Strong acting, insightful direction, and realistic dialogue are just a few of the great things about “Waking Venus.” It’s not always easy to watch (Venus’ pain practically jumps off the screen) but the payoff for squirming in my seat was witnessing great performances by the entire cast. The film is playing at a bunch of 2019 film festivals (Hollywood, Long Island, etc.) and it’s easy to see why: actress Cara Shaffer (Venus) leaves it all on the field. Her performance is full of raw emotion that never devolves into melodrama. I can’t wait to see what she and writer/director James Brown-Orleans do next.
I am always pleased by the work presented on Amazon's short films and "Waking Venus" is no exception. I was especially impressed by the actor who portrayed the transgender therapist. The voice, the affectations, the compassion, the connectedness to the character were all exceptional. Bravo to Kyle Mitchell for a job well done! Hope to see you in more films - short as well as mainstream.
While social commentary movies tend to be difficult to watch, this one was different. A tough subject but I was glued to the screen. The ladies did a marvelous job bringing it to life and I felt like I was a fly on the wall witnessing their struggles as opposed to just watching a movie. The stand out performance, just by a bit - they were all amazing - was Cara Shaffer. Her mannerisms, her speaking, and the way she actually became the role was acting genus.Well done all the ladies in this short.
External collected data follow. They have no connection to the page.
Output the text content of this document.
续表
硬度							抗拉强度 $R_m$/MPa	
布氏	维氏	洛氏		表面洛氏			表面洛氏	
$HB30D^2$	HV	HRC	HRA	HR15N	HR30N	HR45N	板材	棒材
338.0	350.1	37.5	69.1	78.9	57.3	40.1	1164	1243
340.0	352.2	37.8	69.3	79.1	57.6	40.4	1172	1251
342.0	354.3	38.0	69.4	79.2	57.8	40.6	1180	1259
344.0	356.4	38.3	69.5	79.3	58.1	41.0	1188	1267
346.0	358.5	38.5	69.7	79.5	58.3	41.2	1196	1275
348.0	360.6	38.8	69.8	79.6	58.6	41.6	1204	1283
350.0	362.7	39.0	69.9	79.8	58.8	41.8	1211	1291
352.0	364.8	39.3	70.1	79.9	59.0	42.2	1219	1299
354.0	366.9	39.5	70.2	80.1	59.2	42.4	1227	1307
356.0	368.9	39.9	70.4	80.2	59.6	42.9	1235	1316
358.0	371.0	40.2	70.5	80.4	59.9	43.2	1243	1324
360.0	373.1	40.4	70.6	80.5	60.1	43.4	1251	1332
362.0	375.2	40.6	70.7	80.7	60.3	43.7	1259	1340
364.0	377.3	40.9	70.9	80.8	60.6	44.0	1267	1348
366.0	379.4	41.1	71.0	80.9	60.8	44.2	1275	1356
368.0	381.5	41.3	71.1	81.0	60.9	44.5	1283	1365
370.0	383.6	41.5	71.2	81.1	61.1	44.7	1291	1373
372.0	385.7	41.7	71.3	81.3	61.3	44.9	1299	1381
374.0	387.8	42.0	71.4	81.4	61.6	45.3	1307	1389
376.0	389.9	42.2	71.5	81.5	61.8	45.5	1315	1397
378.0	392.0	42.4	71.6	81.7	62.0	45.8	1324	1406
A powerful film with complex characters. This film was obviously well thought out and the acting clearly comes from the heart of each character. Cara Shaffer’s performance stands out as the best but the entire crew does a wonderful job with a tough subject. Well written and well acted this film is a must see for a new perspective into a difficult subject!
The Story, Direction, Acting and Design elements are all superb in this darkly intense, and visually stunning short! Not realizing from the film's title that the short takes you deep into the world of Psychiatric treatment brought on by Eating Disorders (of which I happen to have a lot of personal experience myself), the mental illness' depiction in WAKING VENUS realistically portrays the hurt and suffering felt by those caught in this frightening world. CARA SHAFFER in the title role (along with all of the cast members) is simultaneously moving and likeable by wisely avoiding the maudlin and self-pitying traps that befall many actors and directors delving into this potentially depressing genre.
In it's brief 19 minutes, WAKING VENUS tackles several currently relevant issues of social justice. Thankfully however, director James Brown-Orleans prevents an overly virtuous and preachy tone by focusing the film's story telling thru graphically suspenseful turns, flashbacks, and the truthful fact that the choice is really ours to create and rewrite the future of our own happy life-story.